Page 54 - Белая гвардия
P. 54
— Юнкер!
Румяный толстый юнкер грохнул ложем у ящика и стал неподвижно.
— К ящику пропускать беспрепятственно командира дивизиона, старшего офицера и
меня. Но никого более. В случае надобности, по приказанию одного из трех, ящик
взломаете, но осторожно, чтобы ни в коем случае не повредить щита.
— Слушаю, господин поручик.
Мышлаевский поравнялся с Турбиным и шепнул:
— Максим-то… видал?
— Господи… видал, видал, — шепнул Турбин.
Командир дивизиона стал у входа в актовый зал, и тысяча огней играла на серебряной
резьбе его шашки. Он поманил Мышлаевского и сказал:
— Ну, вот-с, поручик, я доволен, что вы попали к нам в дивизион. Молодцом.

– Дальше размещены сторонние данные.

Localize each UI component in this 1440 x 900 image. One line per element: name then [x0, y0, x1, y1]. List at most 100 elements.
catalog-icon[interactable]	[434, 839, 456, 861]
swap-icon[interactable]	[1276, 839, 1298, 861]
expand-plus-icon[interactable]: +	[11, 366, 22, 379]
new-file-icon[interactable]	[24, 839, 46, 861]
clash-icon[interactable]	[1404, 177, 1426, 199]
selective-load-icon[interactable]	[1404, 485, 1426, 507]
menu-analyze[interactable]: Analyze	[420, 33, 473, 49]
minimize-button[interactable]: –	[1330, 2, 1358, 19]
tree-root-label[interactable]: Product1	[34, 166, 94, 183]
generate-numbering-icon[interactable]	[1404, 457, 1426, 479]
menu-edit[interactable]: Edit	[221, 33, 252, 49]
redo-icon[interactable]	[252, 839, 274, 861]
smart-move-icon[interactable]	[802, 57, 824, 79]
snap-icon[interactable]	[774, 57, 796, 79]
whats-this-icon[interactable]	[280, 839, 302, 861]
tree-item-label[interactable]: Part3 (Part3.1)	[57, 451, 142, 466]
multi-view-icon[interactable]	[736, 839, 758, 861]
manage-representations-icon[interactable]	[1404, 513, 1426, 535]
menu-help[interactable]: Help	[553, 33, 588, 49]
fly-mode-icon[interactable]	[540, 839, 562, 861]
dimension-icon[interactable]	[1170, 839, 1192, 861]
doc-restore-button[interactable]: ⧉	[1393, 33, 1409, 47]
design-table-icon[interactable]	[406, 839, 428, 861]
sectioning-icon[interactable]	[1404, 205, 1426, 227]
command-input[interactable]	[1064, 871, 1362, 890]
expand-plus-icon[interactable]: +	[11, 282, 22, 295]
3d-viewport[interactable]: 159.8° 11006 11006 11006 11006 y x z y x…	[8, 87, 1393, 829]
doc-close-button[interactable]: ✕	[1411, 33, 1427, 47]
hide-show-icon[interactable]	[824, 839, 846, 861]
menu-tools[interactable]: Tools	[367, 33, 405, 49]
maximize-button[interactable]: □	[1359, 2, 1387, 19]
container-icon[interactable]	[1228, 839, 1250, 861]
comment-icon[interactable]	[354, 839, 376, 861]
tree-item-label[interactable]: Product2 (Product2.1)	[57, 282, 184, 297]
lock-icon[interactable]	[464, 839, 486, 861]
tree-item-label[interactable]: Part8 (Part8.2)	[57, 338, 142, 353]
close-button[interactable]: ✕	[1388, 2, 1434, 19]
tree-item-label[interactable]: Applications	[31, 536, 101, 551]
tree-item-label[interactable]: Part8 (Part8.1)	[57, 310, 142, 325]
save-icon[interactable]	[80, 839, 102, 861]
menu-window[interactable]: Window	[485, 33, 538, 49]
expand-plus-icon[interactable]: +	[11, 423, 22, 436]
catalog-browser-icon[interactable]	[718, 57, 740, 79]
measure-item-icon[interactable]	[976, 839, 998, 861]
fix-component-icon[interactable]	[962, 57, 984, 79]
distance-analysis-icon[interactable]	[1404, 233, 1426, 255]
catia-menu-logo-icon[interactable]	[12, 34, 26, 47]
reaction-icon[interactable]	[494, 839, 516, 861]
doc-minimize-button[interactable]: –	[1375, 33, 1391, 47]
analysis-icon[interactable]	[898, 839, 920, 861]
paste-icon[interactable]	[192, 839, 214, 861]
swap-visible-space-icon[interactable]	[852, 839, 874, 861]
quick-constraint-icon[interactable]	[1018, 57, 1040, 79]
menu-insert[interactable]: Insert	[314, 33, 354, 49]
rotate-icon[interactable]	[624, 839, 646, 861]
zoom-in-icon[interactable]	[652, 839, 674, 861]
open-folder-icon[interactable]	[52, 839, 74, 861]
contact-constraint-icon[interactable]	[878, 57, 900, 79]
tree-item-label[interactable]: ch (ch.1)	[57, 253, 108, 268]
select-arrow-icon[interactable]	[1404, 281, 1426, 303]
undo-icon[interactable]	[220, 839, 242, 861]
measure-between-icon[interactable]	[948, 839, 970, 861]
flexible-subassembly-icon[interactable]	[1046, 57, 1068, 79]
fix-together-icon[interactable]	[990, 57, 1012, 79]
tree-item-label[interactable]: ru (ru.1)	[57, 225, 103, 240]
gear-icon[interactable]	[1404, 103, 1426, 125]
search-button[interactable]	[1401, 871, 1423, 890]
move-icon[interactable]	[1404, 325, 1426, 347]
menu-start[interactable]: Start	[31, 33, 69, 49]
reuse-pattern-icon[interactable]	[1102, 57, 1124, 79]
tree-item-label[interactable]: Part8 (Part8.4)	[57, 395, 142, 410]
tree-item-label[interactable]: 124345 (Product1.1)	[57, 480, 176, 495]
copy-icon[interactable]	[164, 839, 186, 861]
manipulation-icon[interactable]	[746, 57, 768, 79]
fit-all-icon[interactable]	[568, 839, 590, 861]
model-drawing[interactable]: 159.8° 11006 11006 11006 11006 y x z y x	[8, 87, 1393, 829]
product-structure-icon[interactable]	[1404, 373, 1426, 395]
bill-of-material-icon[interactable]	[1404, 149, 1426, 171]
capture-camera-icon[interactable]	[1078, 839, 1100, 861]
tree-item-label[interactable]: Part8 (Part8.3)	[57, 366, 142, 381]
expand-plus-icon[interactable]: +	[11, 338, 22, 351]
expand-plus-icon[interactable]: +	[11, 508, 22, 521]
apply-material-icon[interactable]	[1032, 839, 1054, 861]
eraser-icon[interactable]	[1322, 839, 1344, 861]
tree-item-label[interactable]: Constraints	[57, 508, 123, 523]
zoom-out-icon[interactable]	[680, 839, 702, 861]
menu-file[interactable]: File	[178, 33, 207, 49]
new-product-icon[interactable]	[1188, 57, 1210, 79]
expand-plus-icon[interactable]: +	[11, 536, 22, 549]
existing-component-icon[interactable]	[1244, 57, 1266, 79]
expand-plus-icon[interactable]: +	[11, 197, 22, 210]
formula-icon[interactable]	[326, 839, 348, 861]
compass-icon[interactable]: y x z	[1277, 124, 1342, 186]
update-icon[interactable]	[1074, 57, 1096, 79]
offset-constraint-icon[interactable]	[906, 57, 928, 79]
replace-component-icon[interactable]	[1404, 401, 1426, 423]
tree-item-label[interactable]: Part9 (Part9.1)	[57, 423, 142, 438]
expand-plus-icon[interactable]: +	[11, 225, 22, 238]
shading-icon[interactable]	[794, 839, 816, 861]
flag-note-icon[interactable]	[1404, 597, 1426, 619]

— Рад стараться, господин полковник.
— Вы еще наладите нам отопление здесь в зале, чтобы отогревать смены юнкеров, а уж
об остальном я позабочусь сам. Накормлю вас и водки достану, в количестве небольшом,
но достаточном, чтобы согреться.
Мышлаевский приятнейшим образом улыбнулся господину полковнику и внушительно
откашлялся:
— Эк… км…
Турбин более не слушал. Наклонившись над балюстрадой, он не отрывал глаз от
белоголовой фигурки, пока она не исчезла внизу. Пустая тоска овладела Турбиным. Тут
же, у холодной балюстрады, с исключительной ясностью перед ним прошло
воспоминание.
…Толпа гимназистов всех возрастов в полном восхищении валила по этому самому
коридору. Коренастый Максим, старший педель, стремительно увлекал две черные
фигурки, открывая чудное шествие.
— Пущай, пущай, пущай, пущай, — бормотал он, — пущай, по случаю радостного
приезда господина попечителя, господин инспектор полюбуются на господина Турбина с
господином Мышлаевским. Это им будет удовольствие. Прямо-таки замечательное
удовольствие!
Надо думать, что последние слова Максима заключали в себе злейшую иронию. Лишь
человеку с извращенным вкусом созерцание господ Турбина и Мышлаевского могло
доставить удовольствие, да еще в радостный час приезда попечителя.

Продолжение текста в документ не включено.